Structure-based file formats are difficult to categorize. All file formats have structure and that structure allows a user to see content as it should be seen. What makes a structure-based format different is that it is almost always a text-based file that can be opened using a text reader to see the basic content, BUT to be able to see the content as it was meant to be seen, a special different program is necessary to render the content properly. Structure-based files usually use tags, which look like <this>, to tell the special program how the file should look. Tags are also called mark-up. The most common type of structure-based file format is a html webpage.

HTML and web-based formats

Web-based formats are computer files meant to be viewed through a web-browser. These formats, such as html, are a special case that does not easily fit into a text, video or audio format category. More often than not, a webpage is primarily text-based in what it is important for a typical user to see, BUT many webpages have audio or video linked to it that creates a gray area for categorization. Often a webpage/website will use mini-programs and special file formats to create additional functions that would not be present in a basic .html file.

In SCERA, html and similar pages are almost always considered text because that is how the file was meant to be seen. However, the real text of the file is not what was meant to be viewed by most users so a transformation of the file to a different format will try to preserve the final look as seen using an html viewer and not the text code to create that look. Linked files such as audio or video will be provided separately as their own record.

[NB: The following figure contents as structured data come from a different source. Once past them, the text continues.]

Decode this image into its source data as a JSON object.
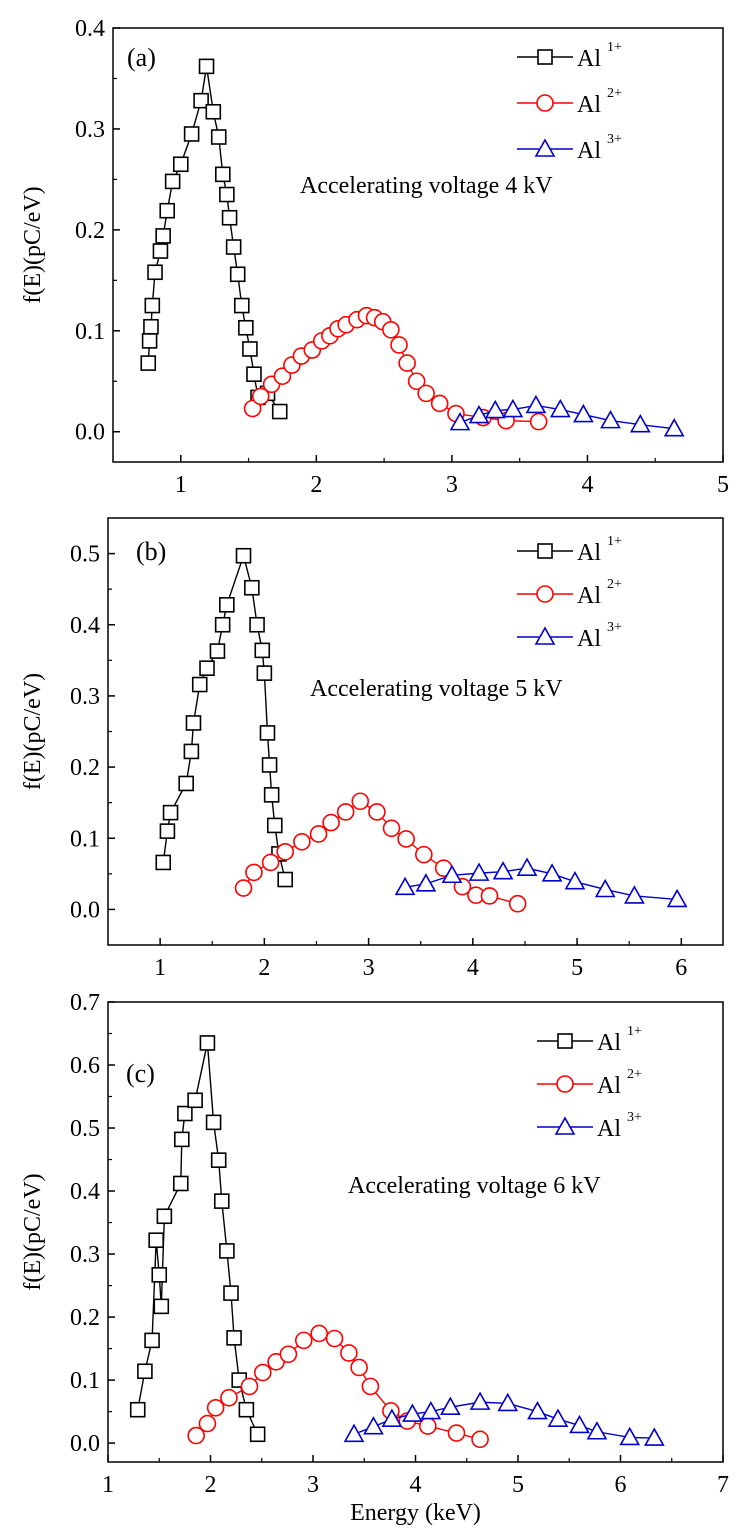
{
  "colors": {
    "Al1": "#000000",
    "Al2": "#ff0000",
    "Al3": "#0000cc"
  },
  "chart_data": [
    {
      "type": "line",
      "panel_label": "(a)",
      "annotation": "Accelerating voltage 4 kV",
      "xlabel": "",
      "ylabel": "f(E)(pC/eV)",
      "xlim": [
        0.5,
        5
      ],
      "ylim": [
        -0.03,
        0.4
      ],
      "xticks": [
        1,
        2,
        3,
        4,
        5
      ],
      "yticks": [
        0.0,
        0.1,
        0.2,
        0.3,
        0.4
      ],
      "xtick_labels": [
        "1",
        "2",
        "3",
        "4",
        "5"
      ],
      "ytick_labels": [
        "0.0",
        "0.1",
        "0.2",
        "0.3",
        "0.4"
      ],
      "legend_position": "top-right",
      "series": [
        {
          "name": "Al",
          "sup": "1+",
          "color": "Al1",
          "marker": "square",
          "x": [
            0.76,
            0.77,
            0.78,
            0.79,
            0.81,
            0.85,
            0.87,
            0.9,
            0.94,
            1.0,
            1.08,
            1.15,
            1.19,
            1.24,
            1.28,
            1.31,
            1.34,
            1.36,
            1.39,
            1.42,
            1.45,
            1.48,
            1.51,
            1.54,
            1.57,
            1.64,
            1.73
          ],
          "y": [
            0.068,
            0.09,
            0.104,
            0.125,
            0.158,
            0.179,
            0.194,
            0.219,
            0.248,
            0.265,
            0.295,
            0.328,
            0.362,
            0.317,
            0.292,
            0.255,
            0.235,
            0.212,
            0.183,
            0.156,
            0.125,
            0.103,
            0.082,
            0.057,
            0.034,
            0.038,
            0.02
          ]
        },
        {
          "name": "Al",
          "sup": "2+",
          "color": "Al2",
          "marker": "circle",
          "x": [
            1.53,
            1.59,
            1.67,
            1.75,
            1.82,
            1.89,
            1.97,
            2.04,
            2.1,
            2.16,
            2.22,
            2.3,
            2.37,
            2.43,
            2.49,
            2.55,
            2.61,
            2.67,
            2.74,
            2.81,
            2.91,
            3.03,
            3.23,
            3.4,
            3.64
          ],
          "y": [
            0.023,
            0.035,
            0.047,
            0.055,
            0.066,
            0.075,
            0.081,
            0.09,
            0.095,
            0.102,
            0.106,
            0.111,
            0.115,
            0.113,
            0.109,
            0.101,
            0.086,
            0.068,
            0.05,
            0.038,
            0.028,
            0.018,
            0.014,
            0.011,
            0.01
          ]
        },
        {
          "name": "Al",
          "sup": "3+",
          "color": "Al3",
          "marker": "triangle",
          "x": [
            3.06,
            3.2,
            3.32,
            3.45,
            3.62,
            3.8,
            3.97,
            4.17,
            4.39,
            4.64
          ],
          "y": [
            0.009,
            0.016,
            0.021,
            0.022,
            0.026,
            0.022,
            0.017,
            0.011,
            0.007,
            0.003
          ]
        }
      ]
    },
    {
      "type": "line",
      "panel_label": "(b)",
      "annotation": "Accelerating voltage 5 kV",
      "xlabel": "",
      "ylabel": "f(E)(pC/eV)",
      "xlim": [
        0.5,
        6.4
      ],
      "ylim": [
        -0.05,
        0.55
      ],
      "xticks": [
        1,
        2,
        3,
        4,
        5,
        6
      ],
      "yticks": [
        0.0,
        0.1,
        0.2,
        0.3,
        0.4,
        0.5
      ],
      "xtick_labels": [
        "1",
        "2",
        "3",
        "4",
        "5",
        "6"
      ],
      "ytick_labels": [
        "0.0",
        "0.1",
        "0.2",
        "0.3",
        "0.4",
        "0.5"
      ],
      "legend_position": "top-right",
      "series": [
        {
          "name": "Al",
          "sup": "1+",
          "color": "Al1",
          "marker": "square",
          "x": [
            1.03,
            1.07,
            1.1,
            1.25,
            1.3,
            1.32,
            1.38,
            1.45,
            1.55,
            1.6,
            1.64,
            1.8,
            1.88,
            1.93,
            1.98,
            2.0,
            2.03,
            2.05,
            2.07,
            2.1,
            2.14,
            2.2
          ],
          "y": [
            0.066,
            0.11,
            0.136,
            0.177,
            0.222,
            0.262,
            0.316,
            0.339,
            0.363,
            0.4,
            0.428,
            0.497,
            0.452,
            0.4,
            0.364,
            0.332,
            0.248,
            0.203,
            0.161,
            0.118,
            0.078,
            0.042
          ]
        },
        {
          "name": "Al",
          "sup": "2+",
          "color": "Al2",
          "marker": "circle",
          "x": [
            1.8,
            1.9,
            2.06,
            2.2,
            2.36,
            2.52,
            2.64,
            2.78,
            2.92,
            3.08,
            3.22,
            3.36,
            3.53,
            3.72,
            3.9,
            4.03,
            4.16,
            4.43
          ],
          "y": [
            0.03,
            0.052,
            0.066,
            0.081,
            0.095,
            0.106,
            0.122,
            0.137,
            0.152,
            0.137,
            0.114,
            0.099,
            0.077,
            0.058,
            0.032,
            0.02,
            0.019,
            0.008
          ]
        },
        {
          "name": "Al",
          "sup": "3+",
          "color": "Al3",
          "marker": "triangle",
          "x": [
            3.35,
            3.55,
            3.8,
            4.06,
            4.29,
            4.52,
            4.76,
            4.98,
            5.27,
            5.55,
            5.96
          ],
          "y": [
            0.031,
            0.036,
            0.048,
            0.051,
            0.053,
            0.058,
            0.05,
            0.039,
            0.028,
            0.019,
            0.014
          ]
        }
      ]
    },
    {
      "type": "line",
      "panel_label": "(c)",
      "annotation": "Accelerating voltage 6 kV",
      "xlabel": "Energy (keV)",
      "ylabel": "f(E)(pC/eV)",
      "xlim": [
        1,
        7
      ],
      "ylim": [
        -0.03,
        0.7
      ],
      "xticks": [
        1,
        2,
        3,
        4,
        5,
        6,
        7
      ],
      "yticks": [
        0.0,
        0.1,
        0.2,
        0.3,
        0.4,
        0.5,
        0.6,
        0.7
      ],
      "xtick_labels": [
        "1",
        "2",
        "3",
        "4",
        "5",
        "6",
        "7"
      ],
      "ytick_labels": [
        "0.0",
        "0.1",
        "0.2",
        "0.3",
        "0.4",
        "0.5",
        "0.6",
        "0.7"
      ],
      "legend_position": "top-right",
      "series": [
        {
          "name": "Al",
          "sup": "1+",
          "color": "Al1",
          "marker": "square",
          "x": [
            1.29,
            1.36,
            1.43,
            1.47,
            1.5,
            1.52,
            1.55,
            1.71,
            1.72,
            1.75,
            1.85,
            1.97,
            2.03,
            2.08,
            2.11,
            2.16,
            2.2,
            2.23,
            2.28,
            2.35,
            2.46
          ],
          "y": [
            0.053,
            0.114,
            0.163,
            0.322,
            0.267,
            0.217,
            0.36,
            0.412,
            0.482,
            0.523,
            0.544,
            0.635,
            0.509,
            0.449,
            0.384,
            0.305,
            0.238,
            0.167,
            0.1,
            0.053,
            0.014
          ]
        },
        {
          "name": "Al",
          "sup": "2+",
          "color": "Al2",
          "marker": "circle",
          "x": [
            1.86,
            1.97,
            2.05,
            2.18,
            2.38,
            2.51,
            2.64,
            2.76,
            2.91,
            3.06,
            3.21,
            3.35,
            3.45,
            3.56,
            3.76,
            3.92,
            4.12,
            4.4,
            4.63
          ],
          "y": [
            0.012,
            0.031,
            0.056,
            0.072,
            0.09,
            0.112,
            0.129,
            0.141,
            0.163,
            0.174,
            0.166,
            0.143,
            0.12,
            0.09,
            0.051,
            0.035,
            0.027,
            0.016,
            0.006
          ]
        },
        {
          "name": "Al",
          "sup": "3+",
          "color": "Al3",
          "marker": "triangle",
          "x": [
            3.4,
            3.59,
            3.77,
            3.97,
            4.15,
            4.34,
            4.63,
            4.9,
            5.19,
            5.39,
            5.6,
            5.77,
            6.09,
            6.33
          ],
          "y": [
            0.014,
            0.026,
            0.038,
            0.046,
            0.05,
            0.057,
            0.065,
            0.063,
            0.05,
            0.038,
            0.028,
            0.018,
            0.009,
            0.008
          ]
        }
      ]
    }
  ]
}
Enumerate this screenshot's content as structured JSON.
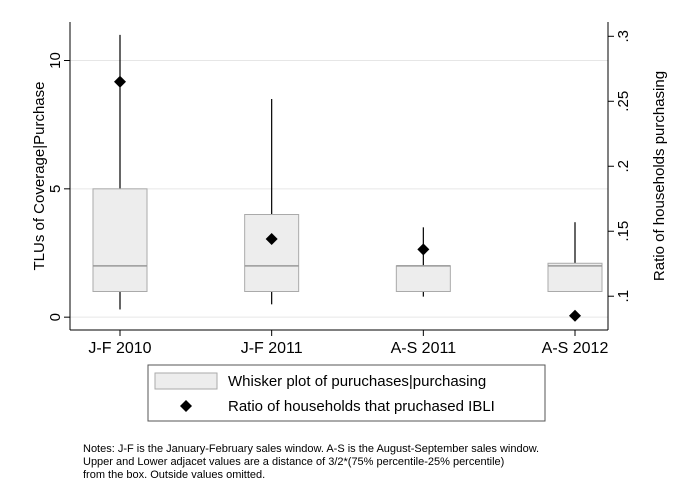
{
  "chart_data": {
    "type": "box",
    "y_label": "TLUs of Coverage|Purchase",
    "y2_label": "Ratio of households purchasing",
    "categories": [
      "J-F 2010",
      "J-F 2011",
      "A-S 2011",
      "A-S 2012"
    ],
    "ylim": [
      -0.5,
      11.5
    ],
    "yticks": [
      0,
      5,
      10
    ],
    "y2lim": [
      0.074,
      0.311
    ],
    "y2ticks": [
      {
        "value": 0.1,
        "label": ".1"
      },
      {
        "value": 0.15,
        "label": ".15"
      },
      {
        "value": 0.2,
        "label": ".2"
      },
      {
        "value": 0.25,
        "label": ".25"
      },
      {
        "value": 0.3,
        "label": ".3"
      }
    ],
    "grid": true,
    "series": [
      {
        "name": "Whisker plot of puruchases|purchasing",
        "color": "#ededed",
        "low": [
          0.3,
          0.5,
          0.8,
          1
        ],
        "q1": [
          1,
          1,
          1,
          1
        ],
        "median": [
          2,
          2,
          2,
          2
        ],
        "q3": [
          5,
          4,
          2,
          2.1
        ],
        "high": [
          11,
          8.5,
          3.5,
          3.7
        ]
      },
      {
        "name": "Ratio of households that pruchased IBLI",
        "color": "#000000",
        "axis": "y2",
        "values": [
          0.265,
          0.144,
          0.136,
          0.085
        ]
      }
    ],
    "notes": [
      "Notes: J-F is the January-February sales window. A-S is the August-September sales window.",
      "Upper and Lower adjacet values are a distance of 3/2*(75% percentile-25% percentile)",
      "from the box. Outside values omitted."
    ]
  }
}
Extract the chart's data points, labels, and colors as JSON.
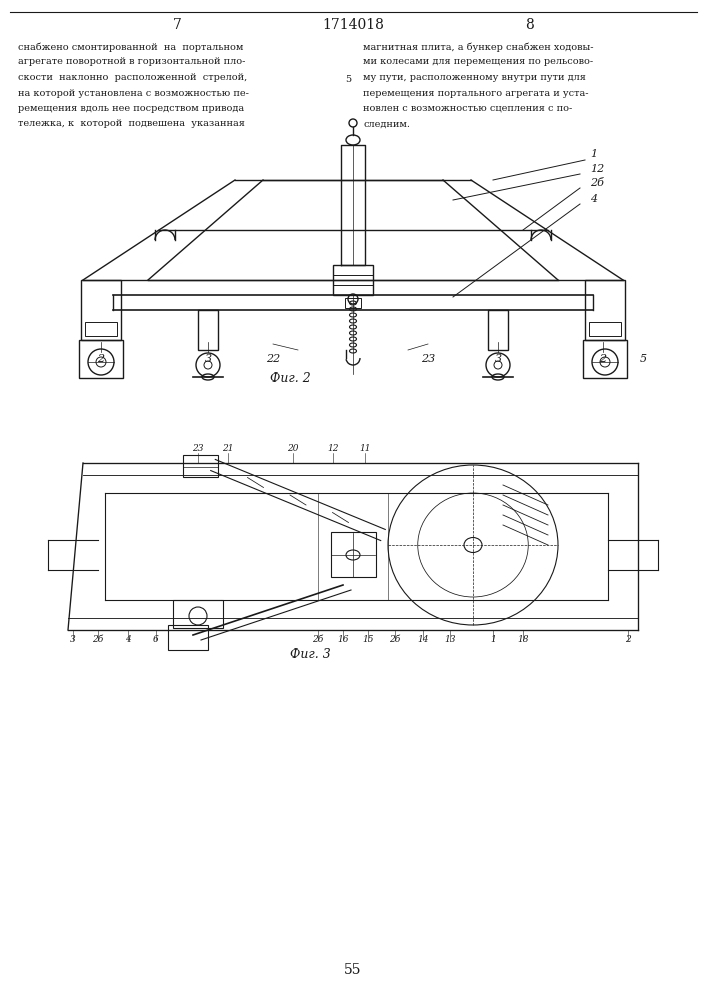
{
  "page_number_left": "7",
  "page_number_center": "1714018",
  "page_number_right": "8",
  "fig2_caption": "Фиг. 2",
  "fig3_caption": "Фиг. 3",
  "page_bottom": "55",
  "bg_color": "#ffffff",
  "line_color": "#1a1a1a",
  "text_color": "#1a1a1a",
  "left_lines": [
    "снабжено смонтированной  на  портальном",
    "агрегате поворотной в горизонтальной пло-",
    "скости  наклонно  расположенной  стрелой,",
    "на которой установлена с возможностью пе-",
    "ремещения вдоль нее посредством привода",
    "тележка, к  которой  подвешена  указанная"
  ],
  "right_lines": [
    "магнитная плита, а бункер снабжен ходовы-",
    "ми колесами для перемещения по рельсово-",
    "му пути, расположенному внутри пути для",
    "перемещения портального агрегата и уста-",
    "новлен с возможностью сцепления с по-",
    "следним."
  ]
}
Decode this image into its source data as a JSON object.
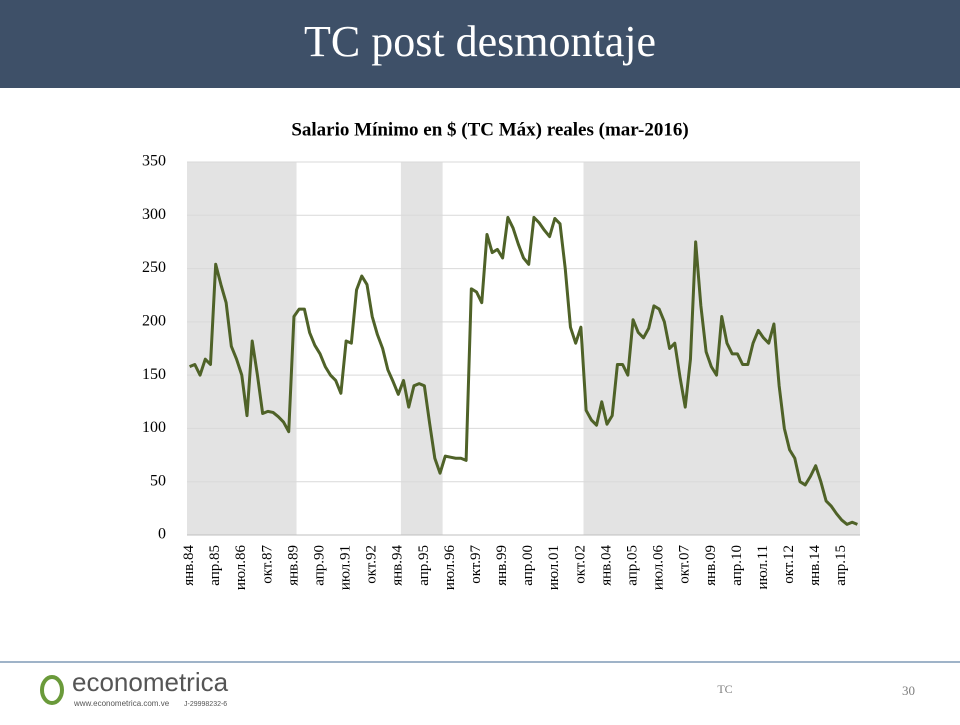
{
  "header": {
    "title": "TC post desmontaje"
  },
  "chart_data": {
    "type": "line",
    "title": "Salario Mínimo en $ (TC Máx) reales (mar-2016)",
    "categories": [
      "янв.84",
      null,
      null,
      null,
      null,
      "апр.85",
      null,
      null,
      null,
      null,
      "июл.86",
      null,
      null,
      null,
      null,
      "окт.87",
      null,
      null,
      null,
      null,
      "янв.89",
      null,
      null,
      null,
      null,
      "апр.90",
      null,
      null,
      null,
      null,
      "июл.91",
      null,
      null,
      null,
      null,
      "окт.92",
      null,
      null,
      null,
      null,
      "янв.94",
      null,
      null,
      null,
      null,
      "апр.95",
      null,
      null,
      null,
      null,
      "июл.96",
      null,
      null,
      null,
      null,
      "окт.97",
      null,
      null,
      null,
      null,
      "янв.99",
      null,
      null,
      null,
      null,
      "апр.00",
      null,
      null,
      null,
      null,
      "июл.01",
      null,
      null,
      null,
      null,
      "окт.02",
      null,
      null,
      null,
      null,
      "янв.04",
      null,
      null,
      null,
      null,
      "апр.05",
      null,
      null,
      null,
      null,
      "июл.06",
      null,
      null,
      null,
      null,
      "окт.07",
      null,
      null,
      null,
      null,
      "янв.09",
      null,
      null,
      null,
      null,
      "апр.10",
      null,
      null,
      null,
      null,
      "июл.11",
      null,
      null,
      null,
      null,
      "окт.12",
      null,
      null,
      null,
      null,
      "янв.14",
      null,
      null,
      null,
      null,
      "апр.15",
      null,
      null,
      null
    ],
    "values": [
      158,
      160,
      150,
      165,
      160,
      254,
      235,
      218,
      177,
      165,
      150,
      112,
      182,
      150,
      114,
      116,
      115,
      111,
      106,
      97,
      205,
      212,
      212,
      190,
      178,
      170,
      158,
      150,
      145,
      133,
      182,
      180,
      230,
      243,
      235,
      205,
      188,
      175,
      155,
      144,
      132,
      145,
      120,
      140,
      142,
      140,
      105,
      72,
      58,
      74,
      73,
      72,
      72,
      70,
      231,
      228,
      218,
      282,
      265,
      268,
      260,
      298,
      288,
      273,
      260,
      254,
      298,
      293,
      286,
      280,
      297,
      292,
      250,
      195,
      180,
      195,
      117,
      108,
      103,
      125,
      104,
      112,
      160,
      160,
      150,
      202,
      190,
      185,
      194,
      215,
      212,
      200,
      175,
      180,
      148,
      120,
      165,
      275,
      215,
      172,
      158,
      150,
      205,
      180,
      170,
      170,
      160,
      160,
      180,
      192,
      185,
      180,
      198,
      140,
      100,
      80,
      72,
      50,
      47,
      55,
      65,
      50,
      32,
      27,
      20,
      14,
      10,
      12,
      10
    ],
    "color": "#4f6228",
    "ylim": [
      0,
      350
    ],
    "yticks": [
      0,
      50,
      100,
      150,
      200,
      250,
      300,
      350
    ],
    "grid": true,
    "shaded_periods": [
      [
        0,
        20
      ],
      [
        41,
        48
      ],
      [
        76,
        128
      ]
    ],
    "shade_color": "#e3e3e3"
  },
  "footer": {
    "logo": "econometrica",
    "website": "www.econometrica.com.ve",
    "rif": "J-29998232-6",
    "section": "TC",
    "page": "30"
  }
}
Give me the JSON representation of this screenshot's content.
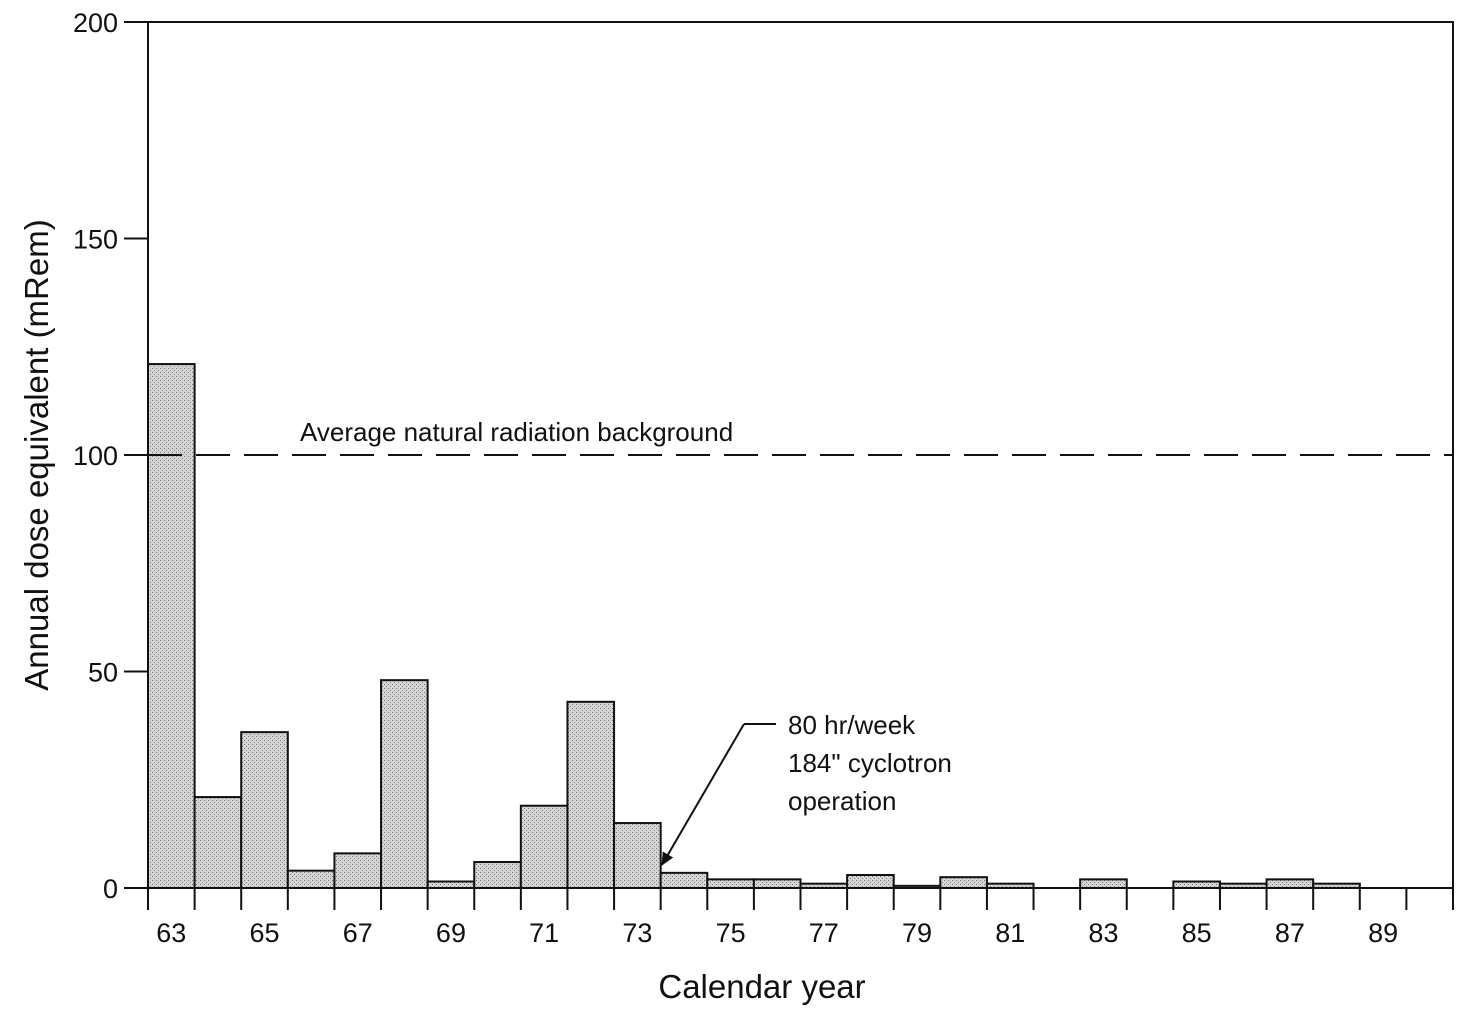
{
  "chart_data": {
    "type": "bar",
    "xlabel": "Calendar year",
    "ylabel": "Annual dose equivalent (mRem)",
    "ylim": [
      0,
      200
    ],
    "yticks": [
      0,
      50,
      100,
      150,
      200
    ],
    "xlim": [
      62.5,
      90.5
    ],
    "x_tick_labels": [
      "63",
      "65",
      "67",
      "69",
      "71",
      "73",
      "75",
      "77",
      "79",
      "81",
      "83",
      "85",
      "87",
      "89"
    ],
    "x": [
      63,
      64,
      65,
      66,
      67,
      68,
      69,
      70,
      71,
      72,
      73,
      74,
      75,
      76,
      77,
      78,
      79,
      80,
      81,
      82,
      83,
      84,
      85,
      86,
      87,
      88,
      89,
      90
    ],
    "values": [
      121,
      21,
      36,
      4,
      8,
      48,
      1.5,
      6,
      19,
      43,
      15,
      3.5,
      2,
      2,
      1,
      3,
      0.5,
      2.5,
      1,
      0,
      2,
      0,
      1.5,
      1,
      2,
      1,
      0,
      0
    ],
    "reference_line": {
      "value": 100,
      "label": "Average natural radiation background",
      "style": "dashed"
    },
    "annotations": [
      {
        "lines": [
          "80 hr/week",
          "184\" cyclotron",
          "operation"
        ],
        "points_to": {
          "x": 74,
          "y": 3.5
        }
      }
    ],
    "bar_fill": "#cfcfcf",
    "grid": false
  }
}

Other web-based file formats complementary to .html files are:

  • .htm
  • .xhtml
  • .mhtml
  • .asp/.aspx
  • .warc
  • .php
  • .js
  • .css

XML, etc.

.xml is a standardized Markup Language format. The ML in the name refers to Markup Language. XML is a wildcard of file formats because it is very versatile in how it is used and what the final look and feel should be. Also, any file extension that uses markup to work with content is XML. For example, html is a type of xml because it uses Markup tags to structure the final appearance. .yml is another xml format used for special purposes. In MOST cases when the xml is not html, the xml file can be understood in its basic text view, so SCERA (on a case-by-case basis) will usually preserve the text of the file.

XML files that are meant to be seen using a web-browser are usually found in sets of three (3) related files:

  1. .xml
  2. .xsd/.dtd
  3. .xsl/.xslt

.xml is the file type with the <tags> that has the structured information.

.xsd and .dtd are the file types that contain the rules on how a .xml file should be <tagged>. Without the .xsd/.dtd a user could use whatever tags they felt like without any rhyme or reason. The difference between .xsd and .dtd is that .xsd is also written using <tags> and .dtd is plain text.

.xsl and .xslt are the file formats the .xml uses to convert its content into another format for use/viewing. For example, a .xml file will refer to a .xsl file and the web-browser will use the two together to convert the look of a .xml file into that of a .html file.

Although the relationship between xml, xsd/dtd, and xsl/xslt seems very complicated, in practice it is very effective and common for managing information. For practical purposes when thinking about XML for webpages, the following equation summarizes the relationships: .xml + .xsd/.dtd + .xsl/.xslt = webpage.